First, SPA 2013, a conference for software practitioners, which I referenced briefly last week. It included a number of sessions that involved coding, and I found it remarkable that pair programming was considered the norm. Finding a coding partner at the start of any exercise wasn’t mentioned explicitly; people just did it, and did so enthusiastically. Since I typically work with organisations that are transitioning to this state, and in which the practice is often questioned, it was wonderfully refreshing. Even with the mix of very experienced developers and less experienced ones, everyone thought pairing was worth their time.
Second, a hack day at an organisation I’m working with today. This is a real working environment, where software engineers need to produce production-grade software against the usual business pressures. Work is analysed, broken down, prioritised and tracked. Teams typically work on familiar technologies. Scope for experimentation exists, but is necessarily pragmatism. Then the hack day happened: 24 hours to do something interesting, a couple of minutes to demo it…
What I saw was very exciting. Yes, I’ve had that experience before, but it still amazes me. Some examples:
- One team developed a simple Android app, having never had a project like that before. A demonstration of people so enthusiastic about their trade that they are actively, and quietly, exploring it in their own time.

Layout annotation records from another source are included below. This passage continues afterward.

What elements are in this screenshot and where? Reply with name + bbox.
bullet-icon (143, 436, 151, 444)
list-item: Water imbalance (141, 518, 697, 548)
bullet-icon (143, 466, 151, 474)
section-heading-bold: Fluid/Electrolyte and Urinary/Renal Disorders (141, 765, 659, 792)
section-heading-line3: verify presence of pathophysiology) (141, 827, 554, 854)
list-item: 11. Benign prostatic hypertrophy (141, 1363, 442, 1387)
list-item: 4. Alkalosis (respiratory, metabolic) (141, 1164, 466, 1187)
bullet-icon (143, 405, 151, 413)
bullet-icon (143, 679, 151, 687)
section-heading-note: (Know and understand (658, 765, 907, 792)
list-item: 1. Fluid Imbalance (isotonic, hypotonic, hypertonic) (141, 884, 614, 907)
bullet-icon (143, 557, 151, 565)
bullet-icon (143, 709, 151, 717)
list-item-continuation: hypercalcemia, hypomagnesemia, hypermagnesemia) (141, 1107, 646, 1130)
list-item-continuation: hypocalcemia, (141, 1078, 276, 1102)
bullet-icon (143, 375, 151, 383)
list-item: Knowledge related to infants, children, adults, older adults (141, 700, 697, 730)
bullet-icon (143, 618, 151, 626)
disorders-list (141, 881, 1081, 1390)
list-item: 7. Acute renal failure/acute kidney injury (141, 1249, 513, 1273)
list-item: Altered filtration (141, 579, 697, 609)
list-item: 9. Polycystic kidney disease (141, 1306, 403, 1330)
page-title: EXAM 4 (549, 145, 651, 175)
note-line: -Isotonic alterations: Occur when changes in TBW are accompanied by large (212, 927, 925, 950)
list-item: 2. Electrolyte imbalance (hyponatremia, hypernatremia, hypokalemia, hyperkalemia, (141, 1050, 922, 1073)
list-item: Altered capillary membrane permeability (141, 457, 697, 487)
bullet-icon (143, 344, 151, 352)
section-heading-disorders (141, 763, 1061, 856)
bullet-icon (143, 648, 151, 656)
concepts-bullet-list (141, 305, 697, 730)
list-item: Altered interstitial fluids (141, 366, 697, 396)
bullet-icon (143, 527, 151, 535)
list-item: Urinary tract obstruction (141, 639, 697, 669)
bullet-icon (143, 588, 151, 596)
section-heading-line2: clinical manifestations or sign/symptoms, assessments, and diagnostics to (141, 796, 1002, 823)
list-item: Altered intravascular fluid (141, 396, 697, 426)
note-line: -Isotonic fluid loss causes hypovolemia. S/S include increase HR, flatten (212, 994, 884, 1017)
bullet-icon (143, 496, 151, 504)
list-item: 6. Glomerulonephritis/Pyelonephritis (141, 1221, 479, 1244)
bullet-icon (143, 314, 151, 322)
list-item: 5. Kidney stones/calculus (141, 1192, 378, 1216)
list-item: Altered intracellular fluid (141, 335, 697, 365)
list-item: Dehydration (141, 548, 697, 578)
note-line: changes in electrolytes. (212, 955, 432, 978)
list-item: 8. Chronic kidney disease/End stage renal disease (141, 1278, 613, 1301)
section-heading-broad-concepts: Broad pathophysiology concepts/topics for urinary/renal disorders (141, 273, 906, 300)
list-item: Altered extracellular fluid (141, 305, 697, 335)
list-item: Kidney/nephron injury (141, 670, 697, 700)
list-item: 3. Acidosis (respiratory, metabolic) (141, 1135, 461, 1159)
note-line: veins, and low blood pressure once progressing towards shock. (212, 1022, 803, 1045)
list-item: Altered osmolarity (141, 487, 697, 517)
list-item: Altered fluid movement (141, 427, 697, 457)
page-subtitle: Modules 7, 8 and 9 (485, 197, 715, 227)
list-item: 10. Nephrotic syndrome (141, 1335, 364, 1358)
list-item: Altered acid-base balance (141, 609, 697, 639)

- One team showed a code analysis tool, demonstrating thinking and expectations beyond their day to day work.
- A third team looked at their forthcoming project—about 3 months’ worth of work—and implemented the key deliverable inside the 24 hour timeframe. Their product owner was “speechless”. It was a fantastic demonstration of how freeing up your thinking (in this case freedom from the usual process) can pull out the core value at minimal cost.
Environment changes always need to be handled with care, and in both these examples the environment changes were short term. But they both provided a hugely valuable reminder that if you give people great opportunities then they can easily exceed expectations.